British newspapers reported in early October on efforts by Kenyan medical research institutes to attract European drug firms who have had enough of runaway animal rights extremism on that continent.
Kenya’s Institute for Primate Research, for example, was established by Richard Leakey in the 1960s to further the study of primate evolution, and is now one of the leading research centers in Africa. It is actively promoting the advantages of doing animal research in Kenya where costs are cheaper and animal rights lacks the cache it has gained in parts of Europe.
Institute for Primate Research director Emmanuel Wango told The Telegraph,
We want to encourage and develop a closer relationship with companies from outside Kenya so they can come and see that we will be able to do their work without the problems they have elsewhere.

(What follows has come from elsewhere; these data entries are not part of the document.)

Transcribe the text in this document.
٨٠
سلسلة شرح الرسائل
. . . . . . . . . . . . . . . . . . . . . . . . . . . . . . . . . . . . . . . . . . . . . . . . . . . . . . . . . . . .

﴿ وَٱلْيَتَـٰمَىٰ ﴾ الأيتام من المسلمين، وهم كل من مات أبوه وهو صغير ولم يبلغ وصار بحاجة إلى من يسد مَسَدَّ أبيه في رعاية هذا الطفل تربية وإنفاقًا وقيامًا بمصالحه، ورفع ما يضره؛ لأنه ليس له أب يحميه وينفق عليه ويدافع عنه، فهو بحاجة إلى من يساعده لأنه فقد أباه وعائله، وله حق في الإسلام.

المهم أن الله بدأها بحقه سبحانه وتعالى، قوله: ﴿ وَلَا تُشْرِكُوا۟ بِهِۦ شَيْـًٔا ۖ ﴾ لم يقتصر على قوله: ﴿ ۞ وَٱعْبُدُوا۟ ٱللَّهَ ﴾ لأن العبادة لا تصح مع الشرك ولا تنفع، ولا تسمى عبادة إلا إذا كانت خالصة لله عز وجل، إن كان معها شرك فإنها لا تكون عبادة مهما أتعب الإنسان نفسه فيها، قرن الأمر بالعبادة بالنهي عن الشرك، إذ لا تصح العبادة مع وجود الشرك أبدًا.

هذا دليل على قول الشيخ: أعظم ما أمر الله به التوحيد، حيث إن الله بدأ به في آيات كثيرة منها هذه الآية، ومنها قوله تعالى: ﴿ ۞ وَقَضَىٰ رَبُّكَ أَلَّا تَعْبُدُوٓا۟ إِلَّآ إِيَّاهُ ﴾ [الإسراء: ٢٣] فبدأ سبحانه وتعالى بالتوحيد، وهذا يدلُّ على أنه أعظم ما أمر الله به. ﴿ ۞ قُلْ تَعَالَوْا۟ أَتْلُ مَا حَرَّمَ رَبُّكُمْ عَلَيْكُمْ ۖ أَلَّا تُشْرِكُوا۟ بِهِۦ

Our costs are almost a tenth of those in America and we have a much more comfortable way of working. We have everything you need to the same standards, but without these people trying to petrol-bomb your family.
Not that Kenya doesn’t have homegrown animal rights activists. Jean Gilcrhist of the Kenya Society for the Protection and Care of Animals bemoans the proposal,
We are not happy with this proposal. If animal experiments are to be done — and we believe that alternatives should be used when possible — then these should be very, very strictly controlled.
Scientists offered animal research haven in Africa. Rob Crilly, The Scotsman, October 8, 2005.
Africa offers haven to drug firms plagued by animal rights activists. Mike Pflanz, The Telegraph, October 25, 2005.